I was going to make a plum galette but I ended up doing this dessert because John said he was in the mood for apple pie.
- 3 tablespoons butter
- 5 or 6 Liberty, Braeburn, or Honeycrisp apples, peeled and diced
- 1/4 cup packed light brown sugar
- 1 tablespoon lemon juice
- 1 teaspoon ground cinnamon
- 1/2 teaspoon salt
- Freshly grated nutmeg
- 1 tablespoon flour
- 1/4 cup Calvados
- Store-bought pie dough for a single-crust pie
- Buttermilk, for brushing the crust
- Demerara or turbinado sugar, for sprinkling
Melt the butter in a very large skillet over medium-high heat. Add the apples, brown sugar, lemon juice, cinnamon, salt, and a few grates of nutmeg and sauté for 5 minutes. Sprinkle with flour. Stir in the Calvados.
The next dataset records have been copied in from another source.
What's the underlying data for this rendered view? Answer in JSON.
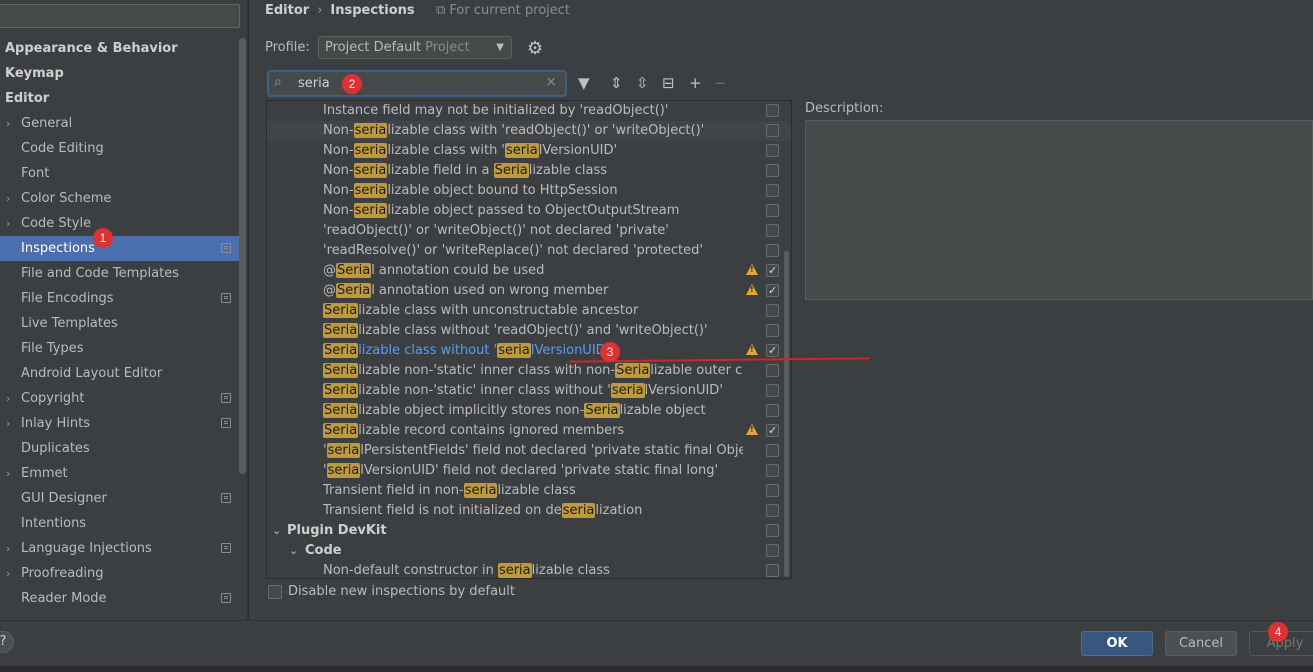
{
  "breadcrumb": {
    "section": "Editor",
    "page": "Inspections",
    "scope": "For current project"
  },
  "profile": {
    "label": "Profile:",
    "name": "Project Default",
    "scope": "Project"
  },
  "filter": {
    "value": "seria"
  },
  "sidebar": {
    "items": [
      {
        "label": "Appearance & Behavior",
        "kind": "top"
      },
      {
        "label": "Keymap",
        "kind": "top"
      },
      {
        "label": "Editor",
        "kind": "top"
      },
      {
        "label": "General",
        "expandable": true
      },
      {
        "label": "Code Editing"
      },
      {
        "label": "Font"
      },
      {
        "label": "Color Scheme",
        "expandable": true
      },
      {
        "label": "Code Style",
        "expandable": true
      },
      {
        "label": "Inspections",
        "selected": true,
        "project": true
      },
      {
        "label": "File and Code Templates"
      },
      {
        "label": "File Encodings",
        "project": true
      },
      {
        "label": "Live Templates"
      },
      {
        "label": "File Types"
      },
      {
        "label": "Android Layout Editor"
      },
      {
        "label": "Copyright",
        "expandable": true,
        "project": true
      },
      {
        "label": "Inlay Hints",
        "expandable": true,
        "project": true
      },
      {
        "label": "Duplicates"
      },
      {
        "label": "Emmet",
        "expandable": true
      },
      {
        "label": "GUI Designer",
        "project": true
      },
      {
        "label": "Intentions"
      },
      {
        "label": "Language Injections",
        "expandable": true,
        "project": true
      },
      {
        "label": "Proofreading",
        "expandable": true
      },
      {
        "label": "Reader Mode",
        "project": true
      }
    ]
  },
  "inspections": [
    {
      "text": "Instance field may not be initialized by 'readObject()'",
      "checked": false
    },
    {
      "text": "Non-[seria]lizable class with 'readObject()' or 'writeObject()'",
      "checked": false,
      "hover": true
    },
    {
      "text": "Non-[seria]lizable class with '[seria]lVersionUID'",
      "checked": false
    },
    {
      "text": "Non-[seria]lizable field in a [Seria]lizable class",
      "checked": false
    },
    {
      "text": "Non-[seria]lizable object bound to HttpSession",
      "checked": false
    },
    {
      "text": "Non-[seria]lizable object passed to ObjectOutputStream",
      "checked": false
    },
    {
      "text": "'readObject()' or 'writeObject()' not declared 'private'",
      "checked": false
    },
    {
      "text": "'readResolve()' or 'writeReplace()' not declared 'protected'",
      "checked": false
    },
    {
      "text": "@[Seria]l annotation could be used",
      "checked": true,
      "warn": true
    },
    {
      "text": "@[Seria]l annotation used on wrong member",
      "checked": true,
      "warn": true
    },
    {
      "text": "[Seria]lizable class with unconstructable ancestor",
      "checked": false
    },
    {
      "text": "[Seria]lizable class without 'readObject()' and 'writeObject()'",
      "checked": false
    },
    {
      "text": "[Seria]lizable class without '[seria]lVersionUID'",
      "checked": true,
      "warn": true,
      "link": true
    },
    {
      "text": "[Seria]lizable non-'static' inner class with non-[Seria]lizable outer class",
      "checked": false
    },
    {
      "text": "[Seria]lizable non-'static' inner class without '[seria]lVersionUID'",
      "checked": false
    },
    {
      "text": "[Seria]lizable object implicitly stores non-[Seria]lizable object",
      "checked": false
    },
    {
      "text": "[Seria]lizable record contains ignored members",
      "checked": true,
      "warn": true
    },
    {
      "text": "'[seria]lPersistentFields' field not declared 'private static final ObjectStrear",
      "checked": false
    },
    {
      "text": "'[seria]lVersionUID' field not declared 'private static final long'",
      "checked": false
    },
    {
      "text": "Transient field in non-[seria]lizable class",
      "checked": false
    },
    {
      "text": "Transient field is not initialized on de[seria]lization",
      "checked": false
    },
    {
      "text": "Plugin DevKit",
      "group": 1,
      "checked": false
    },
    {
      "text": "Code",
      "group": 2,
      "checked": false
    },
    {
      "text": "Non-default constructor in [seria]lizable class",
      "checked": false
    }
  ],
  "description": {
    "label": "Description:"
  },
  "disable_new": {
    "label": "Disable new inspections by default"
  },
  "footer": {
    "help": "?",
    "ok": "OK",
    "cancel": "Cancel",
    "apply": "Apply"
  },
  "badges": [
    "1",
    "2",
    "3",
    "4"
  ],
  "colors": {
    "selection": "#4b6eaf",
    "highlight": "#bf9a3a",
    "link": "#589df6",
    "warning": "#e5a82e",
    "ok_button": "#365880",
    "badge": "#e03030"
  }
}
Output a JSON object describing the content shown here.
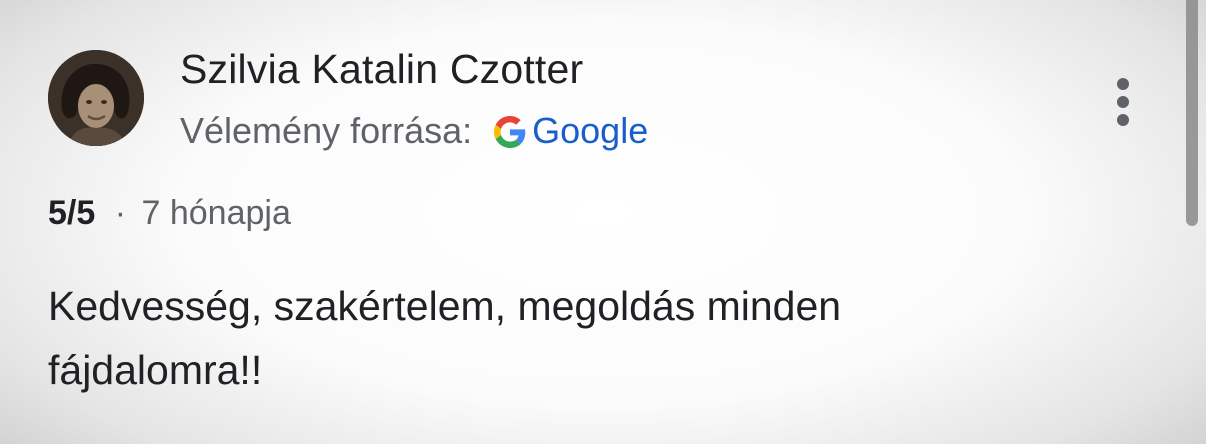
{
  "review": {
    "author_name": "Szilvia Katalin Czotter",
    "source_label": "Vélemény forrása:",
    "source_name": "Google",
    "source_icon": "google-g-icon",
    "rating": "5/5",
    "separator": "·",
    "time_ago": "7 hónapja",
    "text": "Kedvesség, szakértelem, megoldás minden fájdalomra!!",
    "more_icon": "more-vert-icon"
  },
  "colors": {
    "google_link": "#1a5ec8",
    "secondary_text": "#5f6368",
    "primary_text": "#202124"
  }
}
Scrape out of the pan and let cool completely.
Preheat the oven to 375°F. Line a rimmed baking sheet with parchment paper.
Open up the pie dough and place it on the baking sheet. Pile the apple mixture in the center, fold the edges up and over the filling, but only as far as the dough will go. Don’t try to stretch it to cover the filling; the center of the pie is open-face. Paint the folded-over edges with buttermilk and sprinkle with Demerara sugar. Bake until the crust is golden and the apples are bubbling, about 30 minutes.